Back swung the balance. She was in the position of mother to the girl, and the mother, out of her own mouth, had desired that she should not know the name. That desire had reached Lady Oxted casually, not knowing to whom it journeyed; but it had arrived, and she was bound to respect it. The promise was as good as made.

Evie had gone to her room after tea, and these various fences faced Lady Oxted on all sides till the ringing of the dressing bell. But that sound suggested the dinner table to her, and at the thought of the dinner table she suddenly felt the conclusions wrested from her, for she remembered for the first time that Harry dined with them that night. And though she did not expect that, on entering the drawing-room, he would immediately throw himself on his knees at Evie's feet, it seemed to her that, as a controlling power, she was put on the shelf; that the issues of things were in younger and stronger hands than hers.

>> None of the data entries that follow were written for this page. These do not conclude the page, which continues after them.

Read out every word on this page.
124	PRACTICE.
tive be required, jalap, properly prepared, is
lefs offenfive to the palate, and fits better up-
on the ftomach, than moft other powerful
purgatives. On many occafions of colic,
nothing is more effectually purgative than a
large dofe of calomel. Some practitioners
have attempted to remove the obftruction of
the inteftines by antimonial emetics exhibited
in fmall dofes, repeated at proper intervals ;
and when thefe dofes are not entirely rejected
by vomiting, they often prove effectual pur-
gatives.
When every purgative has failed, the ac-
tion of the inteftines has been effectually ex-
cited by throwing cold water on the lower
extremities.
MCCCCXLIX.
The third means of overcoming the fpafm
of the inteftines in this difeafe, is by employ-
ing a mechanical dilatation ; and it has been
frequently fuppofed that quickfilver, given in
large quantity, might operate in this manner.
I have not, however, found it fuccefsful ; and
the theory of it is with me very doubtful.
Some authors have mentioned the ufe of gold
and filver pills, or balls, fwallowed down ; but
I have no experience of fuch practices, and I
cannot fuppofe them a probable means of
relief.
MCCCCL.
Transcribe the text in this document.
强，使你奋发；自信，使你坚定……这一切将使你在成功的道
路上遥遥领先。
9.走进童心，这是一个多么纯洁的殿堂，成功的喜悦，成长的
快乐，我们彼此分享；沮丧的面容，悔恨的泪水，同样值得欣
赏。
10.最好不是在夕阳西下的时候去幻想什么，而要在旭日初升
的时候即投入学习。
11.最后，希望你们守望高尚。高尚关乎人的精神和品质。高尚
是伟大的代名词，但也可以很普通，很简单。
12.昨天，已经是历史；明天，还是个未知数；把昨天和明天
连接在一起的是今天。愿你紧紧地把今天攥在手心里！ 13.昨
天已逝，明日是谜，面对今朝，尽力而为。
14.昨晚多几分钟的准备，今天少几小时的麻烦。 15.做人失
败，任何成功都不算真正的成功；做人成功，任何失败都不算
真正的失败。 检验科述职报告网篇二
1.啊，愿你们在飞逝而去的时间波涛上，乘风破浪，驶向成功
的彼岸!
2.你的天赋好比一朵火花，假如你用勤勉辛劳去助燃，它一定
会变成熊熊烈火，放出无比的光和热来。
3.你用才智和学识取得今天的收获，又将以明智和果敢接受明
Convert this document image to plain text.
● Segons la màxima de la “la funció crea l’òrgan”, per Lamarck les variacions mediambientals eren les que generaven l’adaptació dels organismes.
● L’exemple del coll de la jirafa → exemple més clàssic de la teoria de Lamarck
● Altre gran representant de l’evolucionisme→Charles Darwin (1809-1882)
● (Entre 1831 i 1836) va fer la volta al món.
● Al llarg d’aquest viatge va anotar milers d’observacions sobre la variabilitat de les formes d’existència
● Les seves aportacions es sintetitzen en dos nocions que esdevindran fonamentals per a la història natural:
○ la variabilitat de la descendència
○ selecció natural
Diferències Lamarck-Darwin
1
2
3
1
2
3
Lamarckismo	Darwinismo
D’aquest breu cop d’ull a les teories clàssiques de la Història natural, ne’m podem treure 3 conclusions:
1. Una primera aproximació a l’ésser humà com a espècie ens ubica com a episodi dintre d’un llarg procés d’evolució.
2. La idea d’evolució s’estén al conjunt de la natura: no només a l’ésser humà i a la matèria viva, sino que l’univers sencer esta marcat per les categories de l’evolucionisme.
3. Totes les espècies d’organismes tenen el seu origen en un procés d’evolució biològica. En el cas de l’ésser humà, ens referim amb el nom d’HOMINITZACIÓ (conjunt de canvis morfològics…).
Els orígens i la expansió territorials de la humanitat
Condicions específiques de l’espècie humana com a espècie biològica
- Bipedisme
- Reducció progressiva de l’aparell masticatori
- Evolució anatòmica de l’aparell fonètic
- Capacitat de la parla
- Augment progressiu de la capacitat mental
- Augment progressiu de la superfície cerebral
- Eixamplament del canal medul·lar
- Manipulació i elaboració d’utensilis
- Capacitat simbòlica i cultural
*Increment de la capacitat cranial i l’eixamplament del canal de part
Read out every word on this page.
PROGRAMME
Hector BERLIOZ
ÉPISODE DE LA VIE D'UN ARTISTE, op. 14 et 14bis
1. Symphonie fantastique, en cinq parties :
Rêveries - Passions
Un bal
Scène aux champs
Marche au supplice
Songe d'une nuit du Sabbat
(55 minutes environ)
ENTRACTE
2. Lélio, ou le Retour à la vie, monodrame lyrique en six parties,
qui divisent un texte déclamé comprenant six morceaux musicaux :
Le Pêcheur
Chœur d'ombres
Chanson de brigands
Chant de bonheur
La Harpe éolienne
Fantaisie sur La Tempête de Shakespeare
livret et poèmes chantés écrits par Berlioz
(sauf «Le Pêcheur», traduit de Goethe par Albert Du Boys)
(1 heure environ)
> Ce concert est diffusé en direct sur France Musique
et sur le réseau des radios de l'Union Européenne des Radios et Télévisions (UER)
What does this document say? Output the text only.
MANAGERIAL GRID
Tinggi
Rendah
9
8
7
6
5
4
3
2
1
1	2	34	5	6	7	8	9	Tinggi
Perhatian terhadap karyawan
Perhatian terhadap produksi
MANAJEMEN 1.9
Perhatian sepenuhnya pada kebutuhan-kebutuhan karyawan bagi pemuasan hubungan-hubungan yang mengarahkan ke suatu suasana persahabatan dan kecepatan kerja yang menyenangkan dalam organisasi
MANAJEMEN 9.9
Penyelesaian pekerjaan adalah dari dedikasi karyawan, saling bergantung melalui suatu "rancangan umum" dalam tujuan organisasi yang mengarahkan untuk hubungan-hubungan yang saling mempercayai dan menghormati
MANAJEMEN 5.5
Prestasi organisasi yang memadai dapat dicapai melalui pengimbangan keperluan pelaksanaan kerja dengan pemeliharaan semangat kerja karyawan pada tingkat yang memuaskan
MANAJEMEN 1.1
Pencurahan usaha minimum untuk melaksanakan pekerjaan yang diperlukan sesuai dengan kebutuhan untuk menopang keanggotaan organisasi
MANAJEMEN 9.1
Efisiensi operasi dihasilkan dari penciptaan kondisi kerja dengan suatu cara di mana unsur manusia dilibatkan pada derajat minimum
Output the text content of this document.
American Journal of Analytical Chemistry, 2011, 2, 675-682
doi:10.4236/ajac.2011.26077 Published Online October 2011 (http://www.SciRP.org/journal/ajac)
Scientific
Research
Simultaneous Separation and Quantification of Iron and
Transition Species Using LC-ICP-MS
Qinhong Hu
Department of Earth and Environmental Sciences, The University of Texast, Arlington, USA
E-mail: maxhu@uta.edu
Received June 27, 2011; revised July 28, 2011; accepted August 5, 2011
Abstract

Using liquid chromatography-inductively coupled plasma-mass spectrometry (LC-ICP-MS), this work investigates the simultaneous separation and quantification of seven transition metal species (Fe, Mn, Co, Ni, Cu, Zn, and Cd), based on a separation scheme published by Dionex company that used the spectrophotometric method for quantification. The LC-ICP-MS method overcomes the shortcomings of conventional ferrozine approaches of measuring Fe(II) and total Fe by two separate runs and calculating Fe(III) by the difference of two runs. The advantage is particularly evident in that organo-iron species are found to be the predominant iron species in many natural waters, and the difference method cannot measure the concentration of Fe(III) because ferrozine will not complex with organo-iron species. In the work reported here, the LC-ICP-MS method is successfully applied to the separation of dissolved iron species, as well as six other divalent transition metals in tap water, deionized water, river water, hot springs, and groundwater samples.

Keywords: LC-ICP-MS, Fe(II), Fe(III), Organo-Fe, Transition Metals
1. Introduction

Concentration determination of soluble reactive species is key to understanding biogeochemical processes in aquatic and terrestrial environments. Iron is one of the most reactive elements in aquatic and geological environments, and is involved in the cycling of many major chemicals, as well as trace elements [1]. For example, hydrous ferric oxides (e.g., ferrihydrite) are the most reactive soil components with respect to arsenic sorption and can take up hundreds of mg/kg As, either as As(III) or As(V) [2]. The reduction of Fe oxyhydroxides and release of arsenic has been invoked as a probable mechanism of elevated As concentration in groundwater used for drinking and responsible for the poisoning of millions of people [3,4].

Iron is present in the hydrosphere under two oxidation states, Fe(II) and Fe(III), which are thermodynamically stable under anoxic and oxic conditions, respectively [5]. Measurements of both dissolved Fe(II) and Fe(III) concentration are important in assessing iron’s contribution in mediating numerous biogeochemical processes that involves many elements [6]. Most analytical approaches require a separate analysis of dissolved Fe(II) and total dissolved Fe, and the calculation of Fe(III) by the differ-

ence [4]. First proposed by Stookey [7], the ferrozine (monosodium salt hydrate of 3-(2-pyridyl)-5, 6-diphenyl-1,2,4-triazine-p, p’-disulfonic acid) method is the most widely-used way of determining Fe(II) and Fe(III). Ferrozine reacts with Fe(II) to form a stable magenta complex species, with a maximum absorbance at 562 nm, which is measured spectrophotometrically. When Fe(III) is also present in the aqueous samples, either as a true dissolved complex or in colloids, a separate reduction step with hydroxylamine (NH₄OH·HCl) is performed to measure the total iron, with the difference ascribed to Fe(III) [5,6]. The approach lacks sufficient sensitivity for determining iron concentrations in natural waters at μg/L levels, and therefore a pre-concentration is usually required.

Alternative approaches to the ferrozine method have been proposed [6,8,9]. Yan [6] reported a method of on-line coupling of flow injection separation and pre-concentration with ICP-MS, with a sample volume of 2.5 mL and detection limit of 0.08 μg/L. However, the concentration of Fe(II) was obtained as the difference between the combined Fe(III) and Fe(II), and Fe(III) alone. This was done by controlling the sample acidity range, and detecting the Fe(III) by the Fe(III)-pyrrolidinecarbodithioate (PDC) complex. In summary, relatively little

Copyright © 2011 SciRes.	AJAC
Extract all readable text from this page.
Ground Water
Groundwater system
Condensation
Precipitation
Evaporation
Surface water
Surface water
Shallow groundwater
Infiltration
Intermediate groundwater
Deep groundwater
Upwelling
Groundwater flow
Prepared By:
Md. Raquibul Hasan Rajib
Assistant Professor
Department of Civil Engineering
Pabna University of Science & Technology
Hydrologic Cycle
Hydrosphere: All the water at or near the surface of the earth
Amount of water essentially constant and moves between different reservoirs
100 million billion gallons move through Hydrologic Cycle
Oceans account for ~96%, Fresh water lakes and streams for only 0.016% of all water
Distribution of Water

She found a letter or two for her in the hall, and taking these in her hand she went upstairs.

"'The Luck of the Vails,'" she said to herself, and the phrase shaped itself to her steps, a step to a syllable.

Still, with her letters in her hand, she looked in at Evie's room, and, finding her "betwixt and between," went on to her own; and, as her maid did her hair, she opened them. The first was from Harry.

"The greatest luck," it ran. "The Grimstones have influenza in the house, and have put me off. So I can and will and shall come to you for Sunday at Oxted. I shall see you this evening, but I can't resist writing this."

"Kismet!" murmured Lady Oxted, "or something very like it."